4. Not being OK is OK.
Who said struggling is a sign of weakness? Or that it’s not OK to not be OK? I’d like to think it takes a lot more bravery to swallow your pride or fear of judgment and ask for the help than to pretend everything is fine. I am fairly open about discussing what I’ve gone through. I do this because I want mental illness, or any struggle for the matter, to stop being a taboo topic of conversation. In telling my story, I have gotten to hear others’ inspiring accounts of their own battles or those of a loved one. I’ve gotten to have people come up to me and say how reassuring it is for them to have someone attest to the fact there is a light at the end of the tunnel and there are others out there who understand. No one is perfect. No one goes through life seamlessly, and by opening yourself up and being OK with that level of vulnerability you can receive waves of support from people who want to help.
5. A strong body is the best type of body.

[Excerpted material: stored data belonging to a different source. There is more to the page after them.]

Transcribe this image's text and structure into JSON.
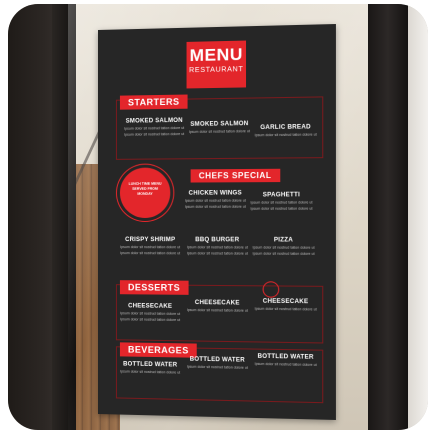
{
  "menu": {
    "title": "MENU",
    "subtitle": "RESTAURANT"
  },
  "sections": {
    "starters": "STARTERS",
    "desserts": "DESSERTS",
    "beverages": "BEVERAGES",
    "special": "CHEFS SPECIAL"
  },
  "items": {
    "smoked_salmon_1": "SMOKED SALMON",
    "smoked_salmon_2": "SMOKED SALMON",
    "garlic_bread": "GARLIC BREAD",
    "chicken_wings": "CHICKEN WINGS",
    "spaghetti": "SPAGHETTI",
    "crispy_shrimp": "CRISPY SHRIMP",
    "bbq_burger": "BBQ BURGER",
    "pizza": "PIZZA",
    "cheesecake_1": "CHEESECAKE",
    "cheesecake_2": "CHEESECAKE",
    "cheesecake_3": "CHEESECAKE",
    "bottled_water_1": "BOTTLED WATER",
    "bottled_water_2": "BOTTLED WATER",
    "bottled_water_3": "BOTTLED WATER"
  },
  "promo": {
    "text": "LUNCH TIME MENU SERVED FROM MONDAY"
  },
  "desc_placeholder": "Ipsum dolor sit nostrud tation dolore ut",
  "colors": {
    "accent": "#e3262b",
    "poster": "#262626"
  }
}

An analogy my good friend says is to treat your body the way you would treat your puppy. Would you starve your dog? Would you run your dog until it almost collapses or treat it like it’s worthless? I sure hope not. Treat yourself to the occasional dessert because you’ve earned it. Look in the mirror and see your body as perfectly imperfect. Work hard to love your body and yourself for all of its amazing capabilities, loyalty and effort in keeping yourself alive and well.
I don’t always feel confident about my body. There are times when I think it’s too fat, too pale or whatever nit-picky thought that won’t leave my head. However, it’s my body, and it’s the only one I’ve got to last me a lifetime. It’s a body that by treating right, has allowed me to climb mountains, go to the other side of the country for school and travel to other continents. It’s a body that will allow me to do whatever else I decide to do in a life that never would’ve possible if I weren’t healthy and if I hadn’t learned what I had from my eating disorder.